Au hasard d’un rendez-vous manqué
Je me retrouve assoupie sous un marronnier
Le tronc sous mon dos est tendre et noueux
J’espère qu’il y a de la place pour nous deux.
Des vélos s’échouent dans l’herbe autour de moi
Des bêtes vertes et marron escaladent mes genoux
Le vent dans mes cheveux est timide et doux
La terre a une odeur d’été indien et d’émoi.
Les branches en ombres chinoises découpent le ciel
Les oies sauvages se chamaillent et le lac étincelle
La clairière vert pomme et les feuilles mortes
Forment un mélange bizarre sur le sol.
L’été et l’automne mènent une lutte fratricide
Mais le cycle des saisons est encore invincible.
Ma rétine prisonnière de la beauté des astres
Se déporte sans cesse de mon carnet et mon crayon
Pour admirer l’éclatante splendeur du désastre.
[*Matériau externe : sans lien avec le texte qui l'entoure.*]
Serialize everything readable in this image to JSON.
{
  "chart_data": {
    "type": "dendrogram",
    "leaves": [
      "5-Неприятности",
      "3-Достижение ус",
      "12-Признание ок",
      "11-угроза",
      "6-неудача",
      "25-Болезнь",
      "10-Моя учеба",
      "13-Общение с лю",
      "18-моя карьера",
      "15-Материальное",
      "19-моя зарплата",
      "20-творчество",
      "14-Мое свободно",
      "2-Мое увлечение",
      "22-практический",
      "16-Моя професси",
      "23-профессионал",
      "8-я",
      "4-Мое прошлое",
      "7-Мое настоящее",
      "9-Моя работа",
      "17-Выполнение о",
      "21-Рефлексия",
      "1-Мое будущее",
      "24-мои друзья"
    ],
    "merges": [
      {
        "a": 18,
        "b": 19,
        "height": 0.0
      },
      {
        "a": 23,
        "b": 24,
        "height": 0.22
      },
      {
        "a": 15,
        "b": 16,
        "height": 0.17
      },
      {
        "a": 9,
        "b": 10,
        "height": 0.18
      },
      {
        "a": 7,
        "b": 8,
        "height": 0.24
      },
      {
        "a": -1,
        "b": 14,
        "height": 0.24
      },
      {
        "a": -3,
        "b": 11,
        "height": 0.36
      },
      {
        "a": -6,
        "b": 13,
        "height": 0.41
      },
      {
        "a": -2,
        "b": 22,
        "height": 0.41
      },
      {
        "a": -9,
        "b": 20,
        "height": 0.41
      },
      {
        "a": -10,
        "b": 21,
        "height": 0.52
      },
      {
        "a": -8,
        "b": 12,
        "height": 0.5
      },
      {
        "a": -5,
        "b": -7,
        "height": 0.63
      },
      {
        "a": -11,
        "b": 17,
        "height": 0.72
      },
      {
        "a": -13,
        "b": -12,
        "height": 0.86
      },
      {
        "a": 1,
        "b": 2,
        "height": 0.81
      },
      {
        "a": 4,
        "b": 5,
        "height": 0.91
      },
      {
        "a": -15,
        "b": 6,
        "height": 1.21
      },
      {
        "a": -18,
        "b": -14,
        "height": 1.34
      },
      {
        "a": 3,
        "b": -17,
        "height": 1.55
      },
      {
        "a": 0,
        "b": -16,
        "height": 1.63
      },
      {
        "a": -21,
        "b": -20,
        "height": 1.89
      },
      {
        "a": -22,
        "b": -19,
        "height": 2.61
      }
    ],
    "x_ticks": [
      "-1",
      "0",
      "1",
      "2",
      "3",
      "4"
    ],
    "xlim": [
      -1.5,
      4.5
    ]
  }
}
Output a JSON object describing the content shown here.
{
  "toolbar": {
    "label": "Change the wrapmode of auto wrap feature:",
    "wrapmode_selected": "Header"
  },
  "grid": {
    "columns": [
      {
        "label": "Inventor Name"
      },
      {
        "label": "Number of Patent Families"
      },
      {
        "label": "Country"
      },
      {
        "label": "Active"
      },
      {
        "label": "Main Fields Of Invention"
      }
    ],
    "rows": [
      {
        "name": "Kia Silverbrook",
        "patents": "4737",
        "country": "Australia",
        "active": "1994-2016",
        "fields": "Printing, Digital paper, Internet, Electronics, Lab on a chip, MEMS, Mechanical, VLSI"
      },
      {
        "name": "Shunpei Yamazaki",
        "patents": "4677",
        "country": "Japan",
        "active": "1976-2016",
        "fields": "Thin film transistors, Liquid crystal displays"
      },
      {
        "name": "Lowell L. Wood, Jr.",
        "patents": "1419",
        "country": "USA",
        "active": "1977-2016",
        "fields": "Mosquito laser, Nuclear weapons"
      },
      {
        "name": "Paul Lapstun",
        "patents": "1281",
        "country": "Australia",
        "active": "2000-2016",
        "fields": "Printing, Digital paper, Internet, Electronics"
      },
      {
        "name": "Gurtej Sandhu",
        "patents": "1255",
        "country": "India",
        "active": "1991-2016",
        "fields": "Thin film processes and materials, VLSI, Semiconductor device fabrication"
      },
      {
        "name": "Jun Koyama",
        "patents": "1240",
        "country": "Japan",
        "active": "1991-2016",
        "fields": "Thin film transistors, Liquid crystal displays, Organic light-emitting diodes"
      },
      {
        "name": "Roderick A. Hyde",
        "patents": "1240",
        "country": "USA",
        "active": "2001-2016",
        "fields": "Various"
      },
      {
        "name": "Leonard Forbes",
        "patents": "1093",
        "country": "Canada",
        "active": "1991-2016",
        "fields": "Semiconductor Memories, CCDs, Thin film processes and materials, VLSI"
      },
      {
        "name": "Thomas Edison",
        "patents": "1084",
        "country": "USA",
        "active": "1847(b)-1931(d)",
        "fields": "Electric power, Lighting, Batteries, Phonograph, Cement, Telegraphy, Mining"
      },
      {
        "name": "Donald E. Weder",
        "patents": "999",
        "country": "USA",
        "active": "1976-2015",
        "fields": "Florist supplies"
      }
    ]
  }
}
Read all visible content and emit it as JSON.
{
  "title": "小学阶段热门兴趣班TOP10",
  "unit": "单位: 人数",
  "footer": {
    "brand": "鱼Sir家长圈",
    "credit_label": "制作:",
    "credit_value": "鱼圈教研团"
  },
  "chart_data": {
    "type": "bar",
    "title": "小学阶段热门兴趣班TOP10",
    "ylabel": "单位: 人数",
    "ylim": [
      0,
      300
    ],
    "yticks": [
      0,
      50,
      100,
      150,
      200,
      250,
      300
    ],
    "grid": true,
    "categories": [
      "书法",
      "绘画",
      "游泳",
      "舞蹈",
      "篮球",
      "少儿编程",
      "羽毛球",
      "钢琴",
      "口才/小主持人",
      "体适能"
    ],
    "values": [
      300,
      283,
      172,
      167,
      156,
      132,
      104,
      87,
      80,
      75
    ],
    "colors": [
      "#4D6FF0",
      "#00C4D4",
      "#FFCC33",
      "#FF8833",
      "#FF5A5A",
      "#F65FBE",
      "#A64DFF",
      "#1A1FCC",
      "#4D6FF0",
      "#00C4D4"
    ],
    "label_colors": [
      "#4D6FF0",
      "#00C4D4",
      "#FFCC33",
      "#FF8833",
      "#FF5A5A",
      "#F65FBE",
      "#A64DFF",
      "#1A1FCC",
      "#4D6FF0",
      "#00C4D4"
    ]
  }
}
Je me laisse aller à la douceur des rayons
Le ciel est bleu roi dans la ville des sacres
Les papillons m’épient ; les insectes m’explorent
L’été se pavane avant l’ultime massacre
Les soleils fissurés répandent leur or
Sur la colline zébrée d’ombre et de lumière
Est-ce une curieuse ironie du sort ?
Ce matin je me suis vêtue d’un pull tout vert
À présent ma silhouette s’évanouit dans la clairière
Mes jambes et mes cheveux s’enracinent dans la terre
Mes joues rougissent des baisers de la brise
Mes vers, mes rimes et mes chansons s’enlisent.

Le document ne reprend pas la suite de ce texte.